After the study period of this work, VHA enhanced HRF practices. In 2017, the VA Office of Inspector General recommended that care after HRF activations and reactivations should include safety plan documentation within 7 days, receipt of at least four mental health visits within 30 days, and case review within 90 days (
15). These recommendations have been operationalized in VHA performance monitoring systems. A 2020 VHA notice formalized the HRF inactivation process (
16) by providing inactivation guidance, including documented evidence of risk reduction from clinical consultation between the SPC and treatment providers, review of the EHR, and completed suicide prevention safety planning. Furthermore, the VHA notice required that SPCs continue personal contact with veterans monthly for 12 months after HRF inactivation through use of caring communications, an evidence-based intervention for suicide prevention (
17). Assessment of suicide risk following HRF inactivation after formalized inactivation processes were implemented is needed.
Implications
The findings of this study indicate high suicide risk among VHA patients who received HRF activations. Furthermore, although reduced after HRF inactivation, suicide risk remained substantially elevated. These results highlight the need for comprehensive suicide risk assessment, protocols for risk reduction, and continued support for veterans after HRF inactivation. VHA enhancements to HRF practices are ongoing; continued assessments will be important to evaluate their impact and to inform ongoing suicide prevention efforts.
Limitations
This study had several limitations. First, our analyses were limited to VHA users in the 2014–2016 period who were followed up for 12 months, because of timing of national HRF implementation and the availability of mortality data. Second, VHA site variation in HRF use complicated our assessment. Further work is needed to enhance the understanding of HRF decision-making processes and organizational factors. Third, although death certificate data from the CDC’s NDI are considered the gold standard of U.S. mortality data (
18), misclassification of suicide deaths may occur. Previous work suggests that veteran deaths may be less likely than nonveteran deaths to be misclassified and that inclusion of undetermined deaths has little impact on risk estimates (
19). Despite these limitations, this study advances our understanding of the context and risk among veterans with HRFs. Our findings underscore the need to provide ongoing support to veterans who receive HRF inactivation.
Conclusions
Veterans often receive HRFs after documented suicide attempts or mental health inpatient hospitalizations. To the best of our knowledge, this study marks the first assessment of adverse outcomes among patients with clinical suicide risk flags.
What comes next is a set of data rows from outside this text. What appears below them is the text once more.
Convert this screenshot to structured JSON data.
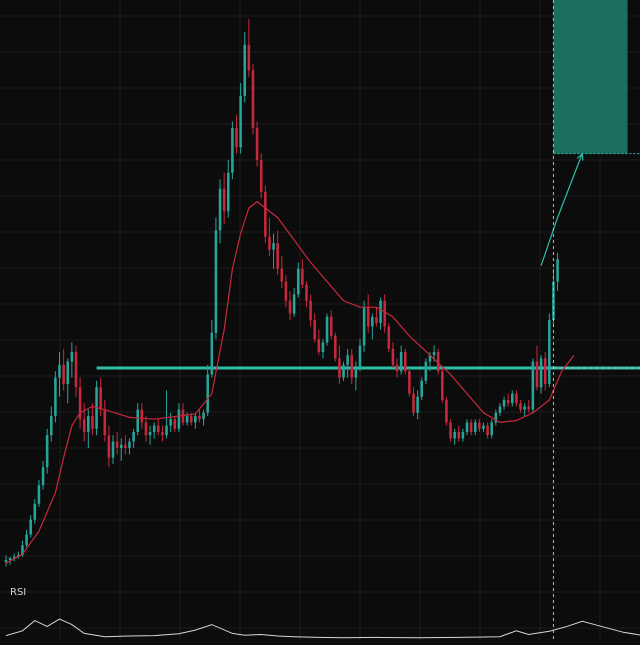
{
  "colors": {
    "background": "#0c0c0c",
    "grid": "#1d1d1d",
    "bull": "#26a69a",
    "bear": "#c8283d",
    "ma": "#c8283d",
    "level": "#2bbfa9",
    "target_zone": "#1a6f60",
    "target_line": "#2bbfa9",
    "crosshair": "#b8b8b8",
    "rsi_line": "#d6d6d6"
  },
  "panels": {
    "rsi_label": "RSI"
  },
  "chart_data": {
    "type": "candlestick",
    "x_range": [
      0,
      155
    ],
    "y_range": [
      0,
      100
    ],
    "grid": true,
    "support_level": {
      "value": 42.5,
      "x_start": 22,
      "x_end": 155
    },
    "target_zone": {
      "x_start": 133,
      "x_end": 151,
      "y_low": 76,
      "y_high": 100
    },
    "projection": [
      [
        130,
        58.5
      ],
      [
        134,
        66
      ],
      [
        140,
        76
      ]
    ],
    "crosshair": {
      "x": 133,
      "y": 42.5
    },
    "candles": [
      {
        "o": 12.2,
        "h": 13.2,
        "l": 11.5,
        "c": 12.5
      },
      {
        "o": 12.5,
        "h": 13.0,
        "l": 11.8,
        "c": 12.8
      },
      {
        "o": 12.8,
        "h": 13.5,
        "l": 12.3,
        "c": 13.0
      },
      {
        "o": 13.0,
        "h": 13.8,
        "l": 12.7,
        "c": 13.3
      },
      {
        "o": 13.3,
        "h": 15.5,
        "l": 13.0,
        "c": 14.8
      },
      {
        "o": 14.8,
        "h": 17.2,
        "l": 14.5,
        "c": 16.5
      },
      {
        "o": 16.5,
        "h": 19.5,
        "l": 16.0,
        "c": 18.8
      },
      {
        "o": 18.8,
        "h": 22.0,
        "l": 18.2,
        "c": 21.3
      },
      {
        "o": 21.3,
        "h": 25.0,
        "l": 20.8,
        "c": 24.2
      },
      {
        "o": 24.2,
        "h": 28.0,
        "l": 23.5,
        "c": 27.0
      },
      {
        "o": 27.0,
        "h": 33.0,
        "l": 26.0,
        "c": 32.0
      },
      {
        "o": 32.0,
        "h": 36.5,
        "l": 31.0,
        "c": 35.0
      },
      {
        "o": 35.0,
        "h": 42.0,
        "l": 34.0,
        "c": 41.0
      },
      {
        "o": 41.0,
        "h": 45.0,
        "l": 38.0,
        "c": 43.0
      },
      {
        "o": 43.0,
        "h": 45.5,
        "l": 39.0,
        "c": 40.0
      },
      {
        "o": 40.0,
        "h": 44.0,
        "l": 37.0,
        "c": 43.5
      },
      {
        "o": 43.5,
        "h": 46.5,
        "l": 41.0,
        "c": 45.0
      },
      {
        "o": 45.0,
        "h": 46.0,
        "l": 38.0,
        "c": 39.5
      },
      {
        "o": 39.5,
        "h": 41.0,
        "l": 33.0,
        "c": 34.5
      },
      {
        "o": 34.5,
        "h": 37.0,
        "l": 31.0,
        "c": 32.5
      },
      {
        "o": 32.5,
        "h": 36.0,
        "l": 30.0,
        "c": 35.0
      },
      {
        "o": 35.0,
        "h": 37.0,
        "l": 32.0,
        "c": 33.0
      },
      {
        "o": 33.0,
        "h": 40.5,
        "l": 32.0,
        "c": 39.5
      },
      {
        "o": 39.5,
        "h": 41.0,
        "l": 35.0,
        "c": 36.0
      },
      {
        "o": 36.0,
        "h": 37.5,
        "l": 31.0,
        "c": 32.0
      },
      {
        "o": 32.0,
        "h": 33.5,
        "l": 27.0,
        "c": 28.5
      },
      {
        "o": 28.5,
        "h": 32.0,
        "l": 27.5,
        "c": 31.0
      },
      {
        "o": 31.0,
        "h": 32.5,
        "l": 29.0,
        "c": 30.0
      },
      {
        "o": 30.0,
        "h": 31.5,
        "l": 28.0,
        "c": 30.5
      },
      {
        "o": 30.5,
        "h": 32.0,
        "l": 29.0,
        "c": 30.0
      },
      {
        "o": 30.0,
        "h": 31.5,
        "l": 29.0,
        "c": 31.0
      },
      {
        "o": 31.0,
        "h": 33.0,
        "l": 30.0,
        "c": 32.5
      },
      {
        "o": 32.5,
        "h": 37.0,
        "l": 32.0,
        "c": 36.0
      },
      {
        "o": 36.0,
        "h": 37.0,
        "l": 33.0,
        "c": 34.0
      },
      {
        "o": 34.0,
        "h": 35.0,
        "l": 31.0,
        "c": 32.0
      },
      {
        "o": 32.0,
        "h": 33.5,
        "l": 30.5,
        "c": 32.5
      },
      {
        "o": 32.5,
        "h": 34.0,
        "l": 31.5,
        "c": 33.5
      },
      {
        "o": 33.5,
        "h": 34.5,
        "l": 32.0,
        "c": 32.5
      },
      {
        "o": 32.5,
        "h": 33.5,
        "l": 31.0,
        "c": 32.0
      },
      {
        "o": 32.0,
        "h": 39.0,
        "l": 31.5,
        "c": 33.5
      },
      {
        "o": 33.5,
        "h": 35.5,
        "l": 32.5,
        "c": 34.5
      },
      {
        "o": 34.5,
        "h": 35.0,
        "l": 32.5,
        "c": 33.0
      },
      {
        "o": 33.0,
        "h": 37.0,
        "l": 32.5,
        "c": 36.0
      },
      {
        "o": 36.0,
        "h": 37.0,
        "l": 33.5,
        "c": 34.0
      },
      {
        "o": 34.0,
        "h": 35.5,
        "l": 33.5,
        "c": 35.0
      },
      {
        "o": 35.0,
        "h": 35.5,
        "l": 33.5,
        "c": 34.0
      },
      {
        "o": 34.0,
        "h": 35.5,
        "l": 33.0,
        "c": 35.0
      },
      {
        "o": 35.0,
        "h": 36.0,
        "l": 34.0,
        "c": 34.5
      },
      {
        "o": 34.5,
        "h": 36.0,
        "l": 33.5,
        "c": 35.5
      },
      {
        "o": 35.5,
        "h": 43.0,
        "l": 35.0,
        "c": 41.5
      },
      {
        "o": 41.5,
        "h": 50.0,
        "l": 41.0,
        "c": 48.0
      },
      {
        "o": 48.0,
        "h": 66.0,
        "l": 47.0,
        "c": 64.0
      },
      {
        "o": 64.0,
        "h": 72.0,
        "l": 62.0,
        "c": 70.5
      },
      {
        "o": 70.5,
        "h": 73.0,
        "l": 65.0,
        "c": 67.0
      },
      {
        "o": 67.0,
        "h": 75.0,
        "l": 66.0,
        "c": 73.0
      },
      {
        "o": 73.0,
        "h": 81.0,
        "l": 72.0,
        "c": 80.0
      },
      {
        "o": 80.0,
        "h": 82.0,
        "l": 76.0,
        "c": 77.0
      },
      {
        "o": 77.0,
        "h": 87.0,
        "l": 76.0,
        "c": 85.0
      },
      {
        "o": 85.0,
        "h": 95.0,
        "l": 84.0,
        "c": 93.0
      },
      {
        "o": 93.0,
        "h": 97.0,
        "l": 88.0,
        "c": 89.0
      },
      {
        "o": 89.0,
        "h": 90.0,
        "l": 79.0,
        "c": 80.0
      },
      {
        "o": 80.0,
        "h": 81.0,
        "l": 74.0,
        "c": 75.0
      },
      {
        "o": 75.0,
        "h": 76.0,
        "l": 69.0,
        "c": 70.0
      },
      {
        "o": 70.0,
        "h": 71.0,
        "l": 62.0,
        "c": 63.0
      },
      {
        "o": 63.0,
        "h": 66.0,
        "l": 60.0,
        "c": 61.0
      },
      {
        "o": 61.0,
        "h": 63.5,
        "l": 58.0,
        "c": 62.0
      },
      {
        "o": 62.0,
        "h": 64.0,
        "l": 57.0,
        "c": 58.0
      },
      {
        "o": 58.0,
        "h": 60.0,
        "l": 55.0,
        "c": 56.0
      },
      {
        "o": 56.0,
        "h": 57.0,
        "l": 52.0,
        "c": 53.0
      },
      {
        "o": 53.0,
        "h": 54.5,
        "l": 50.0,
        "c": 51.0
      },
      {
        "o": 51.0,
        "h": 55.0,
        "l": 50.5,
        "c": 54.0
      },
      {
        "o": 54.0,
        "h": 59.0,
        "l": 53.5,
        "c": 58.0
      },
      {
        "o": 58.0,
        "h": 59.5,
        "l": 55.0,
        "c": 55.5
      },
      {
        "o": 55.5,
        "h": 56.0,
        "l": 52.0,
        "c": 53.0
      },
      {
        "o": 53.0,
        "h": 54.0,
        "l": 49.0,
        "c": 50.0
      },
      {
        "o": 50.0,
        "h": 51.0,
        "l": 46.5,
        "c": 47.0
      },
      {
        "o": 47.0,
        "h": 48.5,
        "l": 44.5,
        "c": 45.0
      },
      {
        "o": 45.0,
        "h": 47.0,
        "l": 44.0,
        "c": 46.5
      },
      {
        "o": 46.5,
        "h": 51.0,
        "l": 46.0,
        "c": 50.5
      },
      {
        "o": 50.5,
        "h": 51.5,
        "l": 47.0,
        "c": 47.5
      },
      {
        "o": 47.5,
        "h": 48.0,
        "l": 43.5,
        "c": 44.0
      },
      {
        "o": 44.0,
        "h": 46.0,
        "l": 40.0,
        "c": 41.0
      },
      {
        "o": 41.0,
        "h": 43.5,
        "l": 40.5,
        "c": 43.0
      },
      {
        "o": 43.0,
        "h": 45.5,
        "l": 41.0,
        "c": 44.5
      },
      {
        "o": 44.5,
        "h": 45.5,
        "l": 40.0,
        "c": 41.0
      },
      {
        "o": 41.0,
        "h": 43.5,
        "l": 39.0,
        "c": 42.5
      },
      {
        "o": 42.5,
        "h": 47.0,
        "l": 42.0,
        "c": 46.0
      },
      {
        "o": 46.0,
        "h": 53.0,
        "l": 45.0,
        "c": 52.0
      },
      {
        "o": 52.0,
        "h": 54.0,
        "l": 48.0,
        "c": 49.0
      },
      {
        "o": 49.0,
        "h": 51.0,
        "l": 47.0,
        "c": 50.5
      },
      {
        "o": 50.5,
        "h": 52.0,
        "l": 49.0,
        "c": 49.5
      },
      {
        "o": 49.5,
        "h": 53.5,
        "l": 48.5,
        "c": 53.0
      },
      {
        "o": 53.0,
        "h": 54.0,
        "l": 48.0,
        "c": 49.0
      },
      {
        "o": 49.0,
        "h": 49.5,
        "l": 45.0,
        "c": 45.5
      },
      {
        "o": 45.5,
        "h": 46.5,
        "l": 42.5,
        "c": 43.0
      },
      {
        "o": 43.0,
        "h": 44.0,
        "l": 41.0,
        "c": 42.0
      },
      {
        "o": 42.0,
        "h": 46.0,
        "l": 41.5,
        "c": 45.0
      },
      {
        "o": 45.0,
        "h": 45.5,
        "l": 41.5,
        "c": 42.0
      },
      {
        "o": 42.0,
        "h": 42.5,
        "l": 38.0,
        "c": 38.5
      },
      {
        "o": 38.5,
        "h": 39.5,
        "l": 35.0,
        "c": 35.5
      },
      {
        "o": 35.5,
        "h": 39.0,
        "l": 34.5,
        "c": 38.0
      },
      {
        "o": 38.0,
        "h": 41.0,
        "l": 37.5,
        "c": 40.5
      },
      {
        "o": 40.5,
        "h": 44.0,
        "l": 40.0,
        "c": 43.5
      },
      {
        "o": 43.5,
        "h": 45.0,
        "l": 42.0,
        "c": 44.5
      },
      {
        "o": 44.5,
        "h": 46.0,
        "l": 43.5,
        "c": 45.0
      },
      {
        "o": 45.0,
        "h": 45.5,
        "l": 41.5,
        "c": 42.0
      },
      {
        "o": 42.0,
        "h": 42.5,
        "l": 37.0,
        "c": 37.5
      },
      {
        "o": 37.5,
        "h": 38.0,
        "l": 33.5,
        "c": 34.0
      },
      {
        "o": 34.0,
        "h": 34.5,
        "l": 31.0,
        "c": 31.5
      },
      {
        "o": 31.5,
        "h": 33.0,
        "l": 30.5,
        "c": 32.5
      },
      {
        "o": 32.5,
        "h": 33.5,
        "l": 31.0,
        "c": 31.5
      },
      {
        "o": 31.5,
        "h": 33.0,
        "l": 31.0,
        "c": 32.5
      },
      {
        "o": 32.5,
        "h": 34.5,
        "l": 32.0,
        "c": 34.0
      },
      {
        "o": 34.0,
        "h": 34.5,
        "l": 32.0,
        "c": 32.5
      },
      {
        "o": 32.5,
        "h": 34.5,
        "l": 32.0,
        "c": 34.0
      },
      {
        "o": 34.0,
        "h": 34.5,
        "l": 32.5,
        "c": 33.0
      },
      {
        "o": 33.0,
        "h": 34.0,
        "l": 32.5,
        "c": 33.5
      },
      {
        "o": 33.5,
        "h": 34.0,
        "l": 31.5,
        "c": 32.0
      },
      {
        "o": 32.0,
        "h": 34.5,
        "l": 31.5,
        "c": 34.0
      },
      {
        "o": 34.0,
        "h": 36.0,
        "l": 33.5,
        "c": 35.5
      },
      {
        "o": 35.5,
        "h": 37.0,
        "l": 35.0,
        "c": 36.5
      },
      {
        "o": 36.5,
        "h": 38.0,
        "l": 36.0,
        "c": 37.5
      },
      {
        "o": 37.5,
        "h": 38.5,
        "l": 36.5,
        "c": 37.0
      },
      {
        "o": 37.0,
        "h": 39.0,
        "l": 36.5,
        "c": 38.5
      },
      {
        "o": 38.5,
        "h": 39.0,
        "l": 36.5,
        "c": 37.0
      },
      {
        "o": 37.0,
        "h": 37.5,
        "l": 35.5,
        "c": 36.0
      },
      {
        "o": 36.0,
        "h": 37.0,
        "l": 35.0,
        "c": 36.5
      },
      {
        "o": 36.5,
        "h": 37.5,
        "l": 35.5,
        "c": 36.0
      },
      {
        "o": 36.0,
        "h": 44.0,
        "l": 35.5,
        "c": 43.5
      },
      {
        "o": 43.5,
        "h": 46.0,
        "l": 39.0,
        "c": 39.5
      },
      {
        "o": 39.5,
        "h": 44.5,
        "l": 38.5,
        "c": 44.0
      },
      {
        "o": 44.0,
        "h": 45.0,
        "l": 39.0,
        "c": 40.0
      },
      {
        "o": 40.0,
        "h": 51.0,
        "l": 39.5,
        "c": 50.0
      },
      {
        "o": 50.0,
        "h": 58.0,
        "l": 49.0,
        "c": 56.0
      },
      {
        "o": 56.0,
        "h": 60.5,
        "l": 54.5,
        "c": 59.5
      }
    ],
    "moving_average": [
      [
        0,
        12.0
      ],
      [
        4,
        13.4
      ],
      [
        8,
        17.0
      ],
      [
        12,
        23.0
      ],
      [
        14,
        28.5
      ],
      [
        16,
        33.5
      ],
      [
        18,
        35.5
      ],
      [
        21,
        36.5
      ],
      [
        25,
        35.8
      ],
      [
        30,
        34.8
      ],
      [
        36,
        34.5
      ],
      [
        42,
        35.0
      ],
      [
        46,
        35.3
      ],
      [
        50,
        38.5
      ],
      [
        53,
        48.5
      ],
      [
        55,
        58.0
      ],
      [
        57,
        63.5
      ],
      [
        59,
        67.5
      ],
      [
        61,
        68.5
      ],
      [
        63,
        67.5
      ],
      [
        66,
        66.0
      ],
      [
        70,
        62.5
      ],
      [
        74,
        59.0
      ],
      [
        78,
        56.0
      ],
      [
        82,
        53.0
      ],
      [
        86,
        52.0
      ],
      [
        90,
        52.0
      ],
      [
        94,
        50.5
      ],
      [
        98,
        47.5
      ],
      [
        103,
        44.5
      ],
      [
        108,
        41.5
      ],
      [
        112,
        38.5
      ],
      [
        116,
        35.5
      ],
      [
        120,
        34.0
      ],
      [
        124,
        34.3
      ],
      [
        128,
        35.5
      ],
      [
        132,
        37.5
      ],
      [
        135,
        42.0
      ],
      [
        138,
        44.5
      ]
    ],
    "rsi": [
      [
        0,
        0.2
      ],
      [
        4,
        0.42
      ],
      [
        7,
        0.88
      ],
      [
        10,
        0.62
      ],
      [
        13,
        0.95
      ],
      [
        16,
        0.7
      ],
      [
        19,
        0.3
      ],
      [
        24,
        0.15
      ],
      [
        30,
        0.18
      ],
      [
        36,
        0.2
      ],
      [
        42,
        0.28
      ],
      [
        46,
        0.45
      ],
      [
        50,
        0.7
      ],
      [
        55,
        0.3
      ],
      [
        58,
        0.22
      ],
      [
        62,
        0.25
      ],
      [
        66,
        0.18
      ],
      [
        70,
        0.15
      ],
      [
        76,
        0.12
      ],
      [
        82,
        0.1
      ],
      [
        90,
        0.12
      ],
      [
        100,
        0.1
      ],
      [
        110,
        0.12
      ],
      [
        120,
        0.15
      ],
      [
        124,
        0.42
      ],
      [
        127,
        0.25
      ],
      [
        132,
        0.4
      ],
      [
        136,
        0.6
      ],
      [
        140,
        0.85
      ],
      [
        144,
        0.65
      ],
      [
        150,
        0.35
      ],
      [
        155,
        0.2
      ]
    ]
  }
}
Suicide risk following HRF activation is increased among VHA patients, particularly in the first month but also throughout the year postactivation, relative to patients who do not receive HRF activation. Although reduced, suicide risk remains high after HRF inactivation, highlighting the importance of ongoing VHA work to ensure support after HRF inactivation. Although this study was not an evaluation of the impact of HRFs, its findings provide a baseline for future assessments of their impact.